John Shegerian, Co-Founder and Executive Chairman of ERI, the largest fully integrated IT and electronics asset disposition provider and cybersecurity-focused hardware destruction company in the United States, has called the recent record HIPAA settlement by Anthem a “dire warning for the entire healthcare industry” regarding how seriously cyber threats must be taken.
Federal regulators hit health insurer Anthem Inc. with a record $16 million HIPAA settlement as a result of a cyberattack revealed in 2015, which impacted nearly 79 million people. In announcing the record HIPAA fine, regulators noted the insurer failed to take several basic security steps, including conducting an enterprisewide security risk assessment. The Department of Health and Human Services’ Office for Civil Rights said Anthem agreed to take “substantial corrective action” to settle potential HIPAA privacy and security rules violations after a series of cyber attacks led to the largest ever US health data breach, exposing electronic protected health information.
“The largest health data breach in U.S. history fully merits the largest HIPAA settlement in history,” said OCR Director Roger Severino in a recent report.
“The situation Anthem found itself in is deeply regrettable, but avoidable,” said Shegerian. “In fact, with the massive increases in cybercrime and hardware hacking, the entire healthcare sector has an uphill battle to fight in terms of protecting its digital data if it is to protect patient privacy and meet all HIPAA regulatory standards.”

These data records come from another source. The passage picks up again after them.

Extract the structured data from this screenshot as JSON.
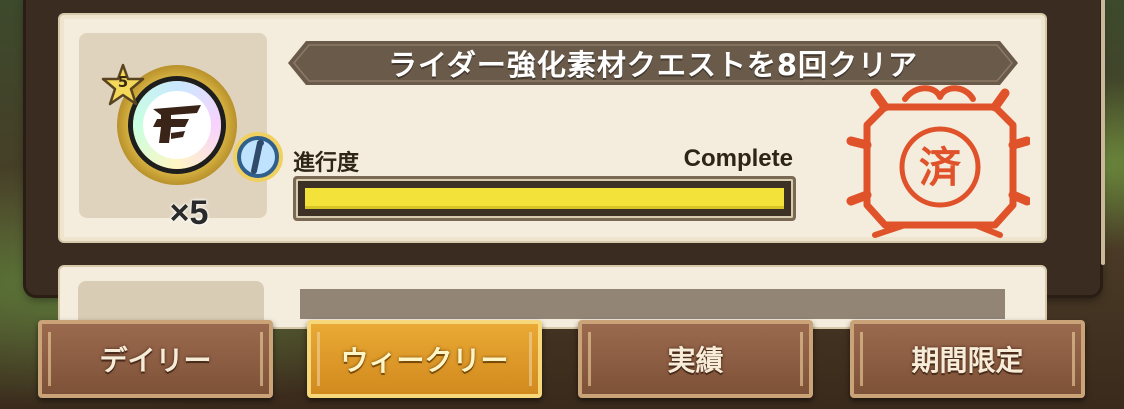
{
  "mission": {
    "title": "ライダー強化素材クエストを8回クリア",
    "progress_label": "進行度",
    "progress_status": "Complete",
    "progress_fraction": 1.0,
    "reward_rarity": "5",
    "reward_quantity": "×5",
    "stamp_text": "済",
    "reward_icon": "rarity-orb-icon",
    "info_icon": "info-icon"
  },
  "tabs": [
    {
      "label": "デイリー",
      "active": false
    },
    {
      "label": "ウィークリー",
      "active": true
    },
    {
      "label": "実績",
      "active": false
    },
    {
      "label": "期間限定",
      "active": false
    }
  ],
  "colors": {
    "card_bg": "#f4ecdc",
    "title_banner": "#6a5a4a",
    "progress_fill": "#f3e23a",
    "stamp": "#e0532a",
    "tab_active": "#e0a030",
    "tab_inactive": "#8a5c42"
  }
}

In 2015, Anthem filed a breach report with the HHS OCR detailing that cyber thieves had gained access to its IT system “via an undetected continuous and targeted cyberattack for the apparent purpose of extracting data, otherwise known as an advanced persistent threat attack.” After filing a breach report with OCR, Anthem discovered the attackers had infiltrated their system through spear phishing emails sent to an Anthem subsidiary; at least one employee responded to the malicious email and opened the door to further attacks, OCR reported.
And despite it being the largest hack on record, Anthem is far from alone. In the second quarter of 2018, 3.15 million patient records were compromised in 142 healthcare different data breaches, according to a report from the Protenus Breach Barometer. Plus, 30 percent of these privacy violations involved repeat offenders, indicating that health systems accumulate risk that compounds over time.
Shegerian warns that cyberspace is only one avenue of exposure and that hardware may be an even more sensitive target.
“Cyber crime in the healthcare sector is rampant, and hardware hacking in particular, is an area that an alarming number of organizations are simply not prepared to confront,” added Shegerian. “Even if ‘wiped of data’ in the traditional sense, computers, cell phones, tablets and other devices used in medical scenarios, at the end of their life cycles pose a massive risk. Because the technology that organizations use may contain components that store sensitive information, health-related organizations must take this problem very seriously to avoid exposure and potential HIPAA regulation violations. Unfortunately, hackers have become more sophisticated, leading to an urgent need for responsible and fully integrated ePHI and PHI services.”